At the pub where we went for lunch I discovered that someone has shot Rudolph and to add insult to injury they have hung baubles on his antlers. There was no venison on offer though so I had the barbecue ribs instead. Since we moved here in January this is the first time we have had the chance to go to this pub, although we have had home delivery meals from them throughout the lockdowns so we were what we have termed long time virtual customers of actual food, until today. The waitress remembered our doorstep well when we explained who we were as she had never seen us before, she'd only met Roger, our gnome and guardian.
I was due for the jab after lunch, no not that one, just the normal flu jab. But today we had news that the new Oxford vaccine has been approved and will be rolled out from Monday, and the government has ordered enough for fifty million people. They are aiming to vaccinate one million people a week within weeks, increasing to one and a half million a week.
Yesterday the first person in the world received her second dose of the Moderna vaccine.

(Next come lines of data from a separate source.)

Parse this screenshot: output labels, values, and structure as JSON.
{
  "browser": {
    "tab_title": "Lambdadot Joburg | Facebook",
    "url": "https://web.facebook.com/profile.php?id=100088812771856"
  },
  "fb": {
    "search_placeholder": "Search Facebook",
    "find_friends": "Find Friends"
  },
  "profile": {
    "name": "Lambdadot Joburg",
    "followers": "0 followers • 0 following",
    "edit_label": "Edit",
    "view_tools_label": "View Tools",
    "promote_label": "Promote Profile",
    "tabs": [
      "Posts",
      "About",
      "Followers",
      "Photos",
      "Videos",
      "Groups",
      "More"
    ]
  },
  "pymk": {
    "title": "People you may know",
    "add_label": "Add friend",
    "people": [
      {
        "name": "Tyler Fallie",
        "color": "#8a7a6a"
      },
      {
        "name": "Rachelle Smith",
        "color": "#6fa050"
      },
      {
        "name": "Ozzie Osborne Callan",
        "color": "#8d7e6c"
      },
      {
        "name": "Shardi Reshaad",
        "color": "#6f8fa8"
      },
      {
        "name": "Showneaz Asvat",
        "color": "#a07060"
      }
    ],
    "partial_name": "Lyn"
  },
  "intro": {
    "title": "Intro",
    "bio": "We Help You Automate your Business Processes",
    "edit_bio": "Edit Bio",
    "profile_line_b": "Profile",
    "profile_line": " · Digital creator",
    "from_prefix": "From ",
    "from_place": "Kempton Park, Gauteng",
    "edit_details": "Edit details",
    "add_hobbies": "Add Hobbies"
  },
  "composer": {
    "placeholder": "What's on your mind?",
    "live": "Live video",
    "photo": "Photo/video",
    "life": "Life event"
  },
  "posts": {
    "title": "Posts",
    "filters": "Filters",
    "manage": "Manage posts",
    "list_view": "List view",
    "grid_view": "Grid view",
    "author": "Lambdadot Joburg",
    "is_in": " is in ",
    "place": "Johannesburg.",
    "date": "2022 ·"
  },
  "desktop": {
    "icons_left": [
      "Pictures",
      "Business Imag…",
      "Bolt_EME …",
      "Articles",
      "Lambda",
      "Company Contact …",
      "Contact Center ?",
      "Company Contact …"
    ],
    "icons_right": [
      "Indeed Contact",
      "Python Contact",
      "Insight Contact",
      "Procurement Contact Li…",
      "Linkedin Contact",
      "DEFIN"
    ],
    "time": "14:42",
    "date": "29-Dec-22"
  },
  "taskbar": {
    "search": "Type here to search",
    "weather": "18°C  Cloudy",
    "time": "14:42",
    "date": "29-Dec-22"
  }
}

Our local surgery is now like a military operation and my appointment was at 14.27 precisely, "Don't be early, don't be late". Business here at least is very brisk. The only thing missing was an actual conveyor belt as we were each ushered along a one way route with coloured stickers applied to our backs so we didn't stray into the wrong room. Coat off, sit down, jab, coat on and out the back door into some shrubbery the other end of the car park. I never even knew they had a back door, let alone shrubbery, I fought my way through the shrubbery back to the car park. It was reminiscent of a holiday cottage we once rented in Scotland, the rear view of which was of a sheep dip where rows of sheep lined up and were ushered along fenced corridors some with red badges on their backs just like mine, where they received a soaking before escaping out of the back door into the shrubbery.
I got the distinct feeling this was all a rehearsal for the next one. The big one.
Because of the exactitude of the timing we ended up parked up after lunch staring out to sea,(you see there is reason in my madness in showing you seascapes when discussing vaccines). We had allowed two hours for lunch but because business is definitely not brisk at the pub, due to the fact only single households can dine together in tier two, there are no groups or parties booking tables, meaning service was quite prompt. That left us with half an hour to spare.
So I sat here for a while, contemplating this jab and the next more important one, wondering how this will all turn out. What is over the horizon?